9

Continous feature discretization usually leads to lose of information due to the binning process. However most of the Top solutions for Kaggle Titanic are based on discretization(age,fare).

When should continuous features be discretized ? Is there any criteria and pros and cons on accuracy.

timleathart
  • 3,960
  • 22
  • 35
drichlet
  • 91
  • 1
  • 4

2 Answers2

7

One reason to discretize continuous features is to improve the signal-to-noise ratio. Fitting a model using features that have been binned reduces the impact that small fluctuations in the data have on the model, often small fluctuates are just noise. Each bin "smooths" out the fluctuates/noises in sections of the data.

Brian Spiering
  • 23,131
  • 2
  • 29
  • 113
3

I can think of three reasons why discretization might help in some problems.

It makes sense for your problem

Continuous variables such as age are better understood when discretized into meaningful groups: infants, youngsters, young adults, adults, senior, ... this is common in the field of marketing, because a small number of years do not really make much different in one person's interests.
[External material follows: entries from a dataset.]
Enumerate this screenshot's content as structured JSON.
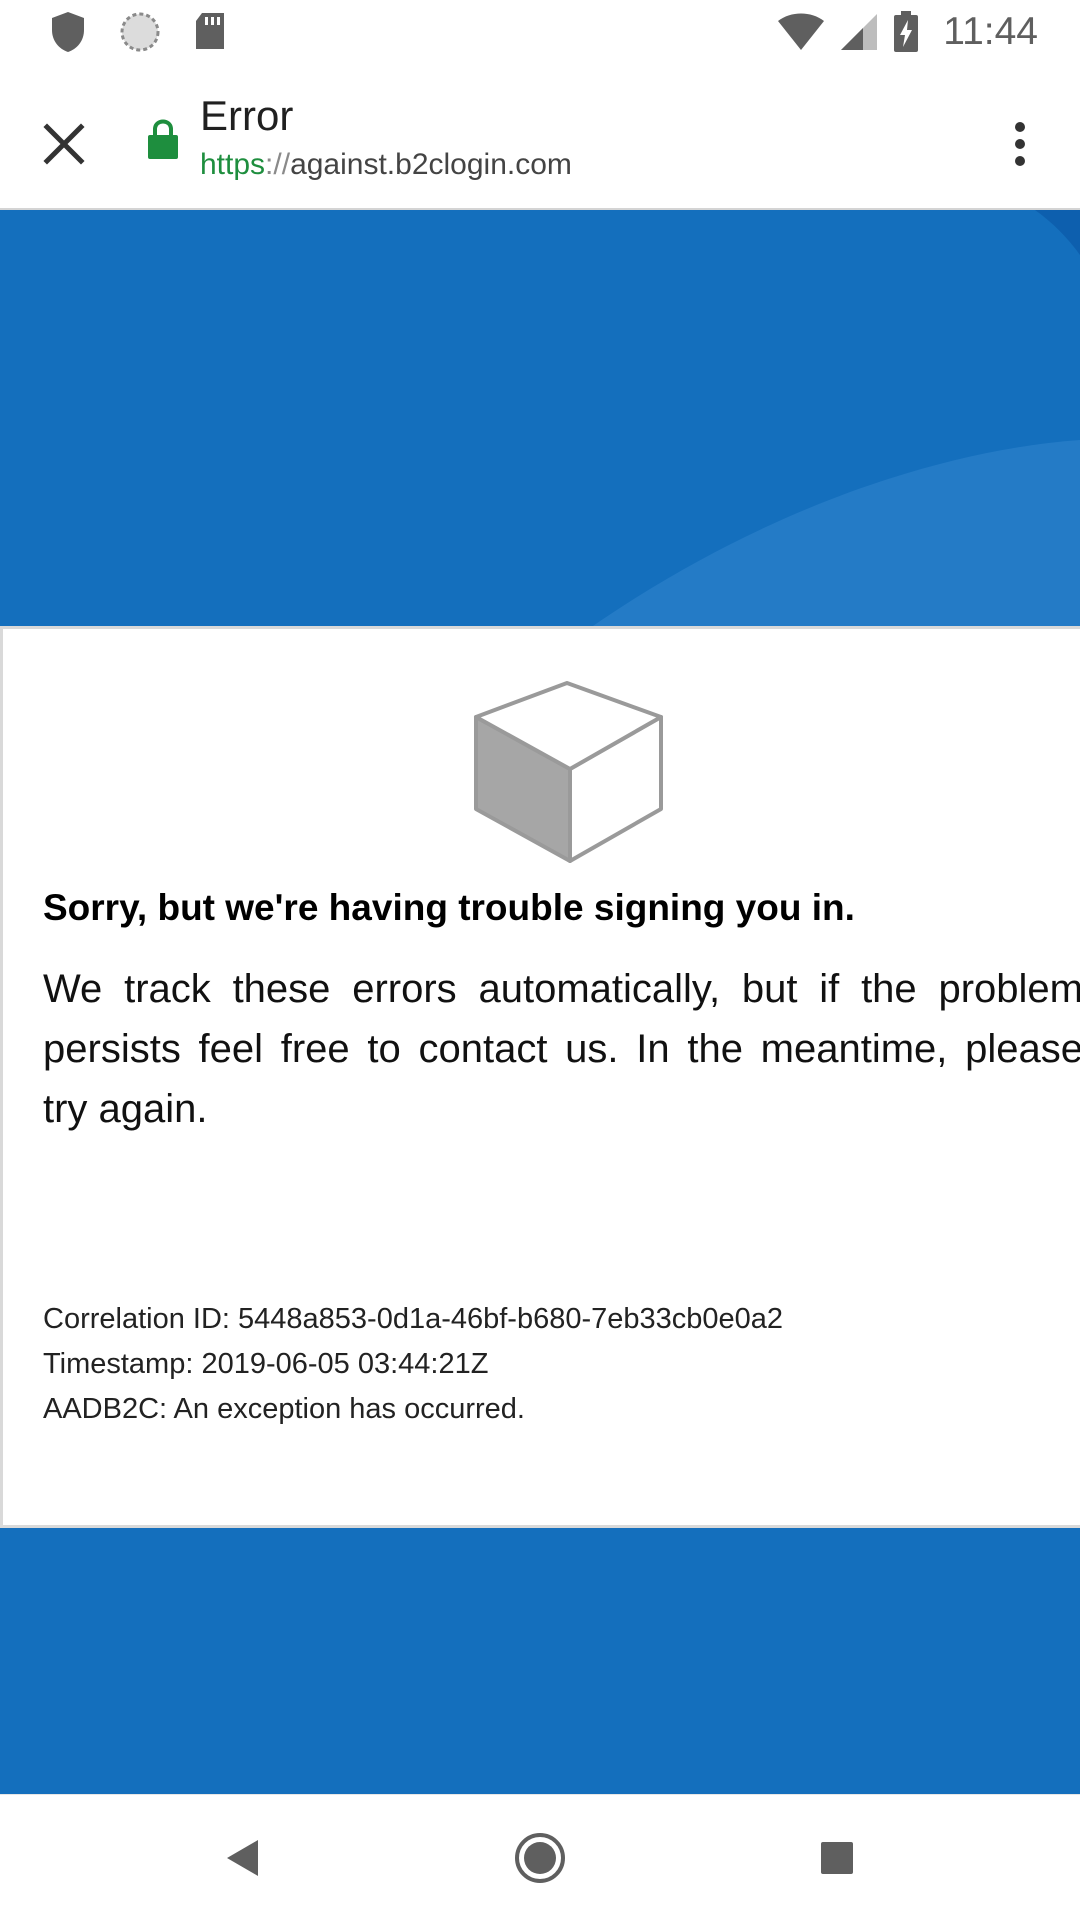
{
  "status_bar": {
    "time": "11:44",
    "left_icons": [
      "shield-icon",
      "sync-circle-icon",
      "sd-card-icon"
    ],
    "right_icons": [
      "wifi-icon",
      "cell-signal-icon",
      "battery-charging-icon"
    ]
  },
  "toolbar": {
    "title": "Error",
    "url_scheme": "https",
    "url_separator": "://",
    "url_host": "against.b2clogin.com",
    "lock_color": "#1e8e3e"
  },
  "page": {
    "heading": "Sorry, but we're having trouble signing you in.",
    "message_lines": [
      "We track these errors automatically, but if the problem",
      "persists feel free to contact us. In the meantime, please",
      "try again."
    ],
    "details": {
      "correlation_id": "Correlation ID: 5448a853-0d1a-46bf-b680-7eb33cb0e0a2",
      "timestamp": "Timestamp: 2019-06-05 03:44:21Z",
      "error": "AADB2C: An exception has occurred."
    },
    "background_color": "#146fbd"
  },
  "nav_bar": {
    "buttons": [
      "back-icon",
      "home-icon",
      "recents-icon"
    ]
  }
}
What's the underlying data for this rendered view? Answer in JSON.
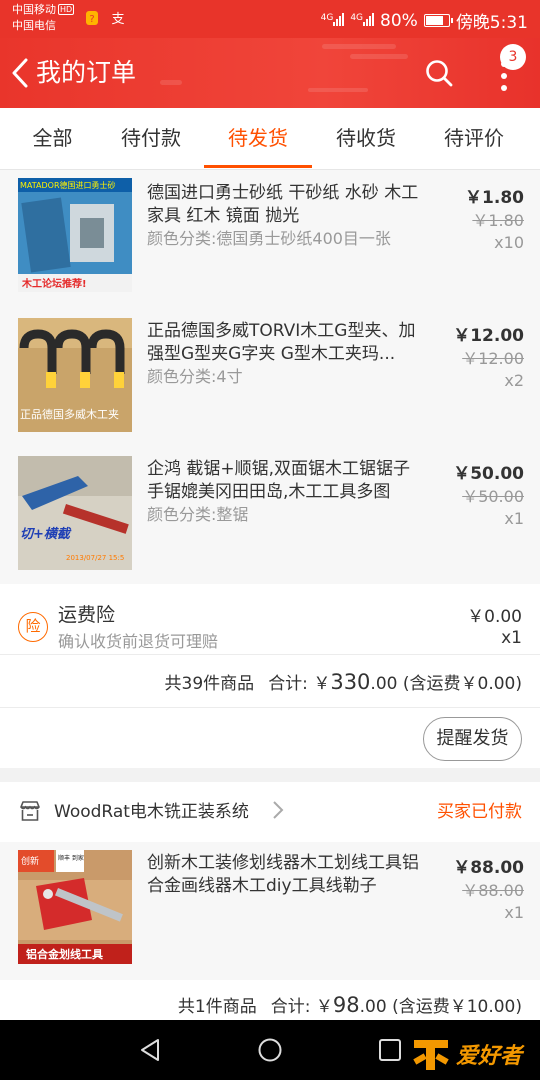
{
  "status_bar": {
    "carrier1": "中国移动",
    "carrier1_badge": "HD",
    "carrier2": "中国电信",
    "net1": "4G",
    "net2": "4G",
    "battery_text": "80%",
    "battery_level": 0.8,
    "time": "傍晚5:31"
  },
  "header": {
    "title": "我的订单",
    "badge_count": "3",
    "color": "#e8342a"
  },
  "tabs": [
    {
      "label": "全部"
    },
    {
      "label": "待付款"
    },
    {
      "label": "待发货",
      "active": true
    },
    {
      "label": "待收货"
    },
    {
      "label": "待评价"
    }
  ],
  "accent_color": "#ff5000",
  "order1": {
    "items": [
      {
        "title": "德国进口勇士砂纸 干砂纸 水砂 木工  家具 红木 镜面 抛光",
        "spec": "颜色分类:德国勇士砂纸400目一张",
        "price": "￥1.80",
        "orig_price": "￥1.80",
        "qty": "x10",
        "thumb_caption": "木工论坛推荐!",
        "thumb_brand": "MATADOR德国进口勇士砂"
      },
      {
        "title": "正品德国多威TORVI木工G型夹、加强型G型夹G字夹 G型木工夹玛...",
        "spec": "颜色分类:4寸",
        "price": "￥12.00",
        "orig_price": "￥12.00",
        "qty": "x2",
        "thumb_caption": "正品德国多威木工夹"
      },
      {
        "title": "企鸿 截锯+顺锯,双面锯木工锯锯子手锯媲美冈田田岛,木工工具多图",
        "spec": "颜色分类:整锯",
        "price": "￥50.00",
        "orig_price": "￥50.00",
        "qty": "x1",
        "thumb_caption": "切+横截",
        "thumb_date": "2013/07/27 15:5"
      }
    ],
    "insurance": {
      "icon_char": "险",
      "title": "运费险",
      "subtitle": "确认收货前退货可理赔",
      "price": "￥0.00",
      "qty": "x1"
    },
    "summary": {
      "count_text": "共39件商品",
      "total_label": "合计: ￥",
      "total_big": "330",
      "total_small": ".00",
      "shipping": "(含运费￥0.00)"
    },
    "remind_button": "提醒发货"
  },
  "order2": {
    "store_name": "WoodRat电木铣正装系统",
    "status": "买家已付款",
    "items": [
      {
        "title": "创新木工装修划线器木工划线工具铝合金画线器木工diy工具线勒子",
        "spec": "",
        "price": "￥88.00",
        "orig_price": "￥88.00",
        "qty": "x1",
        "thumb_caption": "铝合金划线工具",
        "thumb_badge": "创新",
        "thumb_badge2": "顺丰 到家"
      }
    ],
    "summary": {
      "count_text": "共1件商品",
      "total_label": "合计: ￥",
      "total_big": "98",
      "total_small": ".00",
      "shipping": "(含运费￥10.00)"
    }
  },
  "watermark": {
    "text": "爱好者"
  }
}
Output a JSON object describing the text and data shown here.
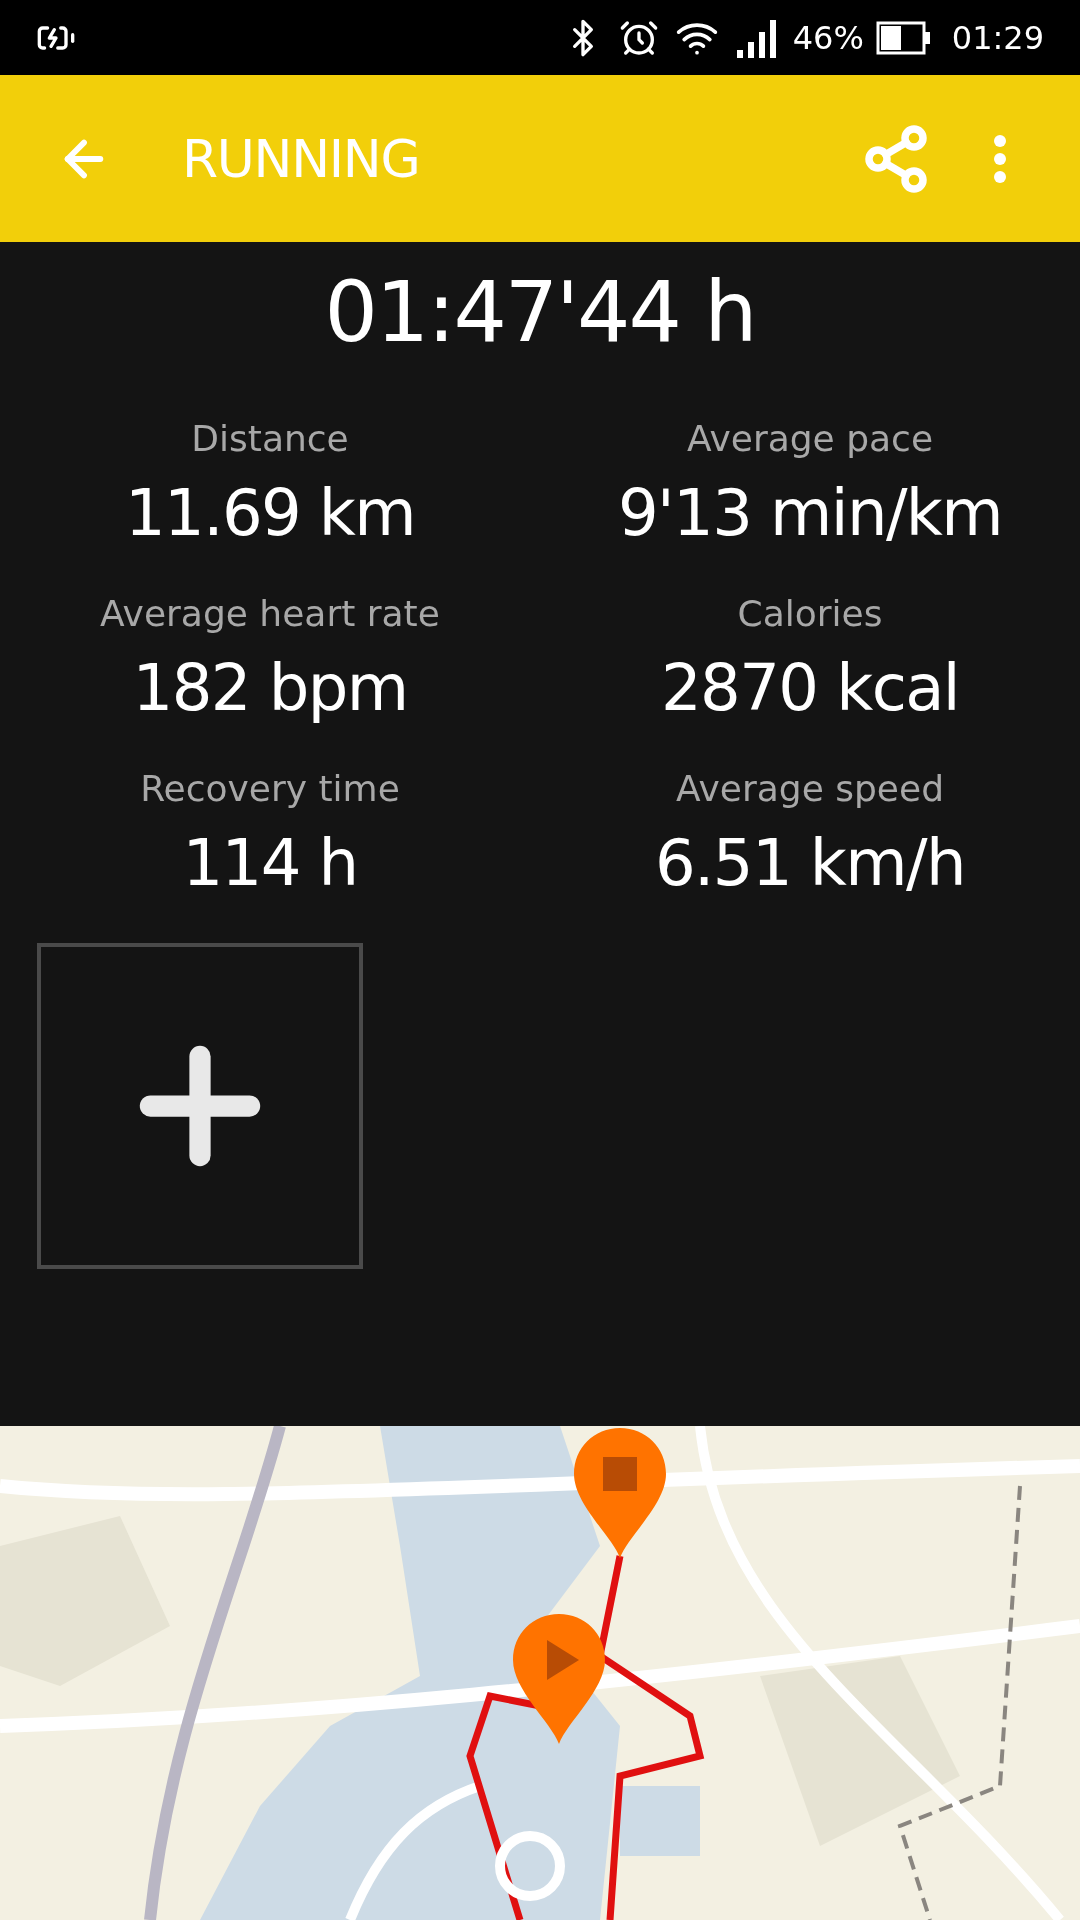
{
  "status_bar": {
    "battery_percent": "46%",
    "time": "01:29"
  },
  "app_bar": {
    "title": "RUNNING"
  },
  "duration": "01:47'44 h",
  "stats": [
    {
      "label": "Distance",
      "value": "11.69 km"
    },
    {
      "label": "Average pace",
      "value": "9'13 min/km"
    },
    {
      "label": "Average heart rate",
      "value": "182 bpm"
    },
    {
      "label": "Calories",
      "value": "2870 kcal"
    },
    {
      "label": "Recovery time",
      "value": "114 h"
    },
    {
      "label": "Average speed",
      "value": "6.51 km/h"
    }
  ]
}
To give another example, when working on a dataset with GPS locations, it might be more useful to discretize those into contry/state locations.

Interpretability

A continuous feature might not linearly correlate with your target but have a more complex non-linear correlation. In that case, obtaining an interpretable explanation of such feature won't be easy. However it you discretize it into a set of groups or levels, you might find that some of them correlate (or anticorrelate) with your target, giving you some interpretability.

Model limitations

Some machine learning models and feature selection methods can't handle continuous features, such as entropy-based methods, or some variants of decision trees or neural networks. Either you discretize your features or forget about using such models.

albarji
  • 241
  • 2
  • 3